The authors highlighted the environmental challenges posed by crypto mining and AI data centers, noting that these sectors already account for 2% of global electricity consumption. They added:
And that share is likely to climb to 3.5 percent in three years, according to our estimates based on projections from the International Energy Agency.
They warned that this increasing energy use could push crypto mining’s contribution to global carbon emissions to 0.7% by 2027, emphasizing: “Extending the analysis to data centers (based on IEA estimates), means their carbon emissions could reach 450 million tons by 2027, or 1.2 percent of the world total.”
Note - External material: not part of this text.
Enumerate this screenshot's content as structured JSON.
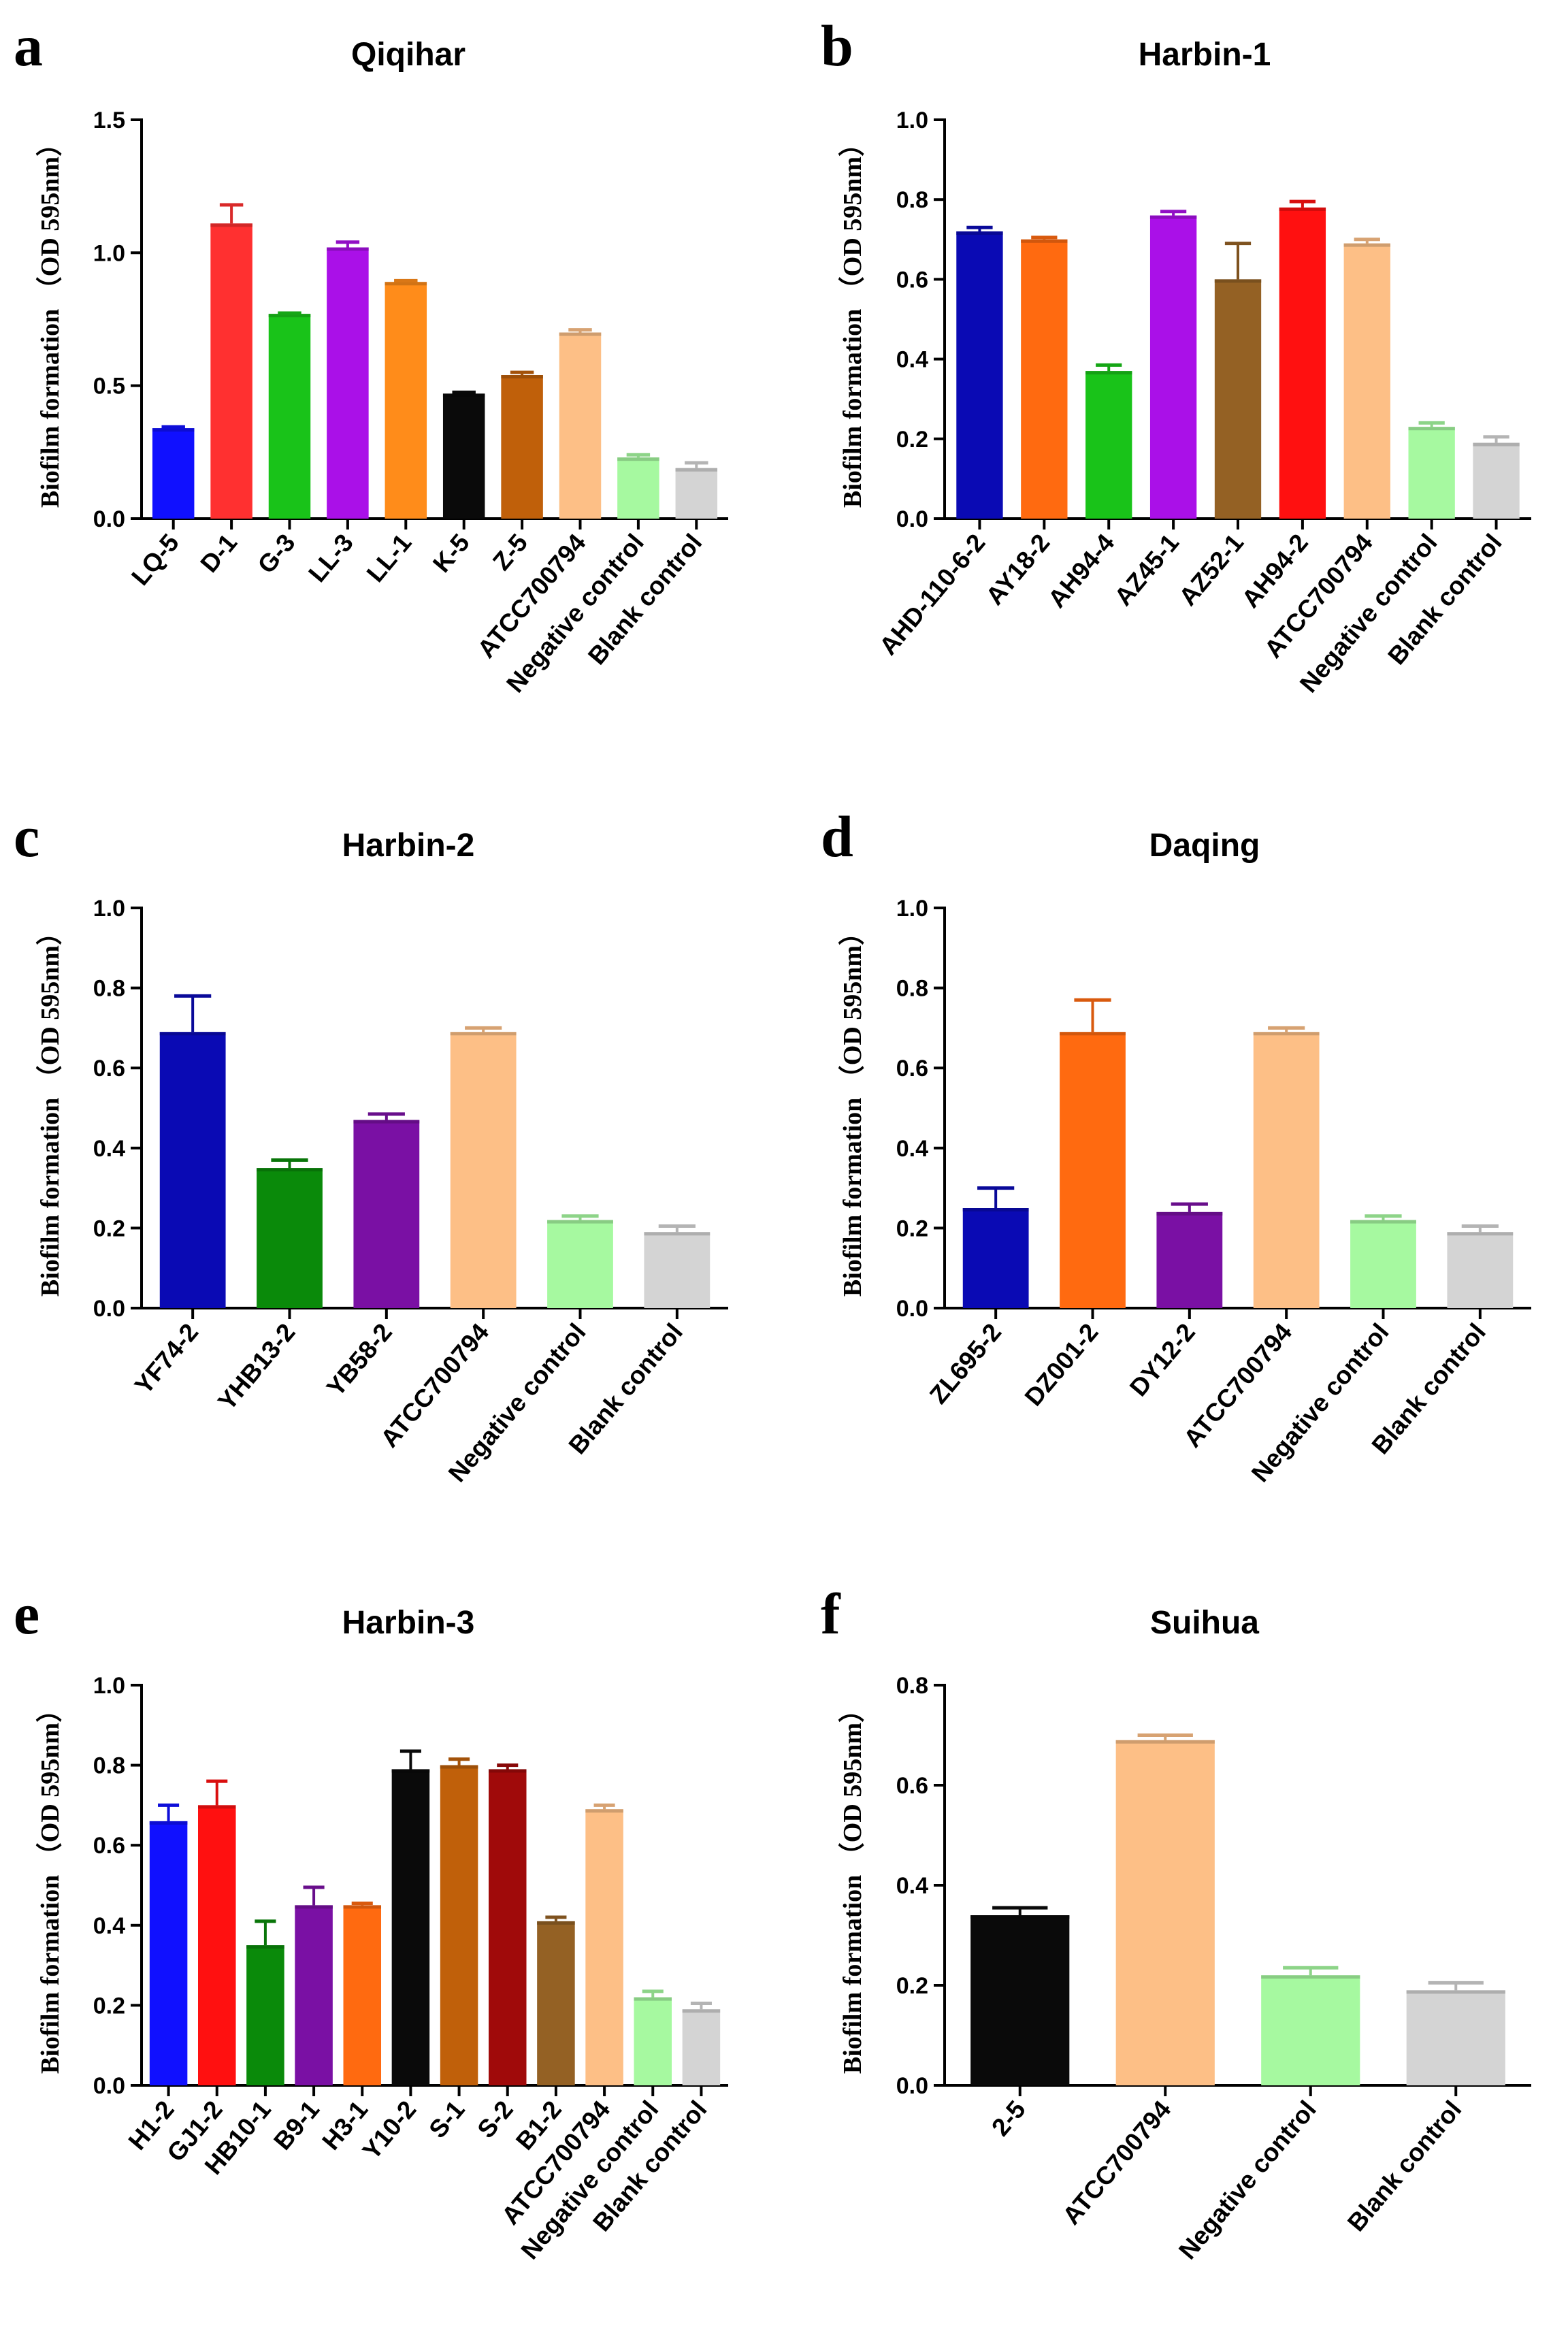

To address this issue, Hebous and Vernon-Lin proposed targeted electricity taxes, stating:
The tax system is one way to steer companies toward curbing emissions. According to IMF estimates, a direct tax of $0.047 per kilowatt hour would drive the crypto mining industry to curb its emissions in line with global goals.
“If considering air pollution’s impact on local health as well, that tax rate would rise to $0.089, translating into an 85 percent increase in average electricity price for miners. Such a levy would raise annual government revenue of $5.2 billion globally and reduce annual emissions by 100 million tons (around Belgium’s current emissions),” the IMF Blog authors explained.
“For data centers, a targeted tax on their electricity use would need to be set at $0.032 per kilowatt hour, or $0.052 including air pollution costs. It is slightly lower than for crypto because data centers tend to be in locations with greener electricity. This could raise as much as $18 billion annually,” they noted.
However, critics argue that these taxes could significantly hinder the growth of the crypto industry. Moreover, some studies also suggest that crypto mining’s environmental impact remains relatively small compared to other major industries, such as e-commerce or traditional finance.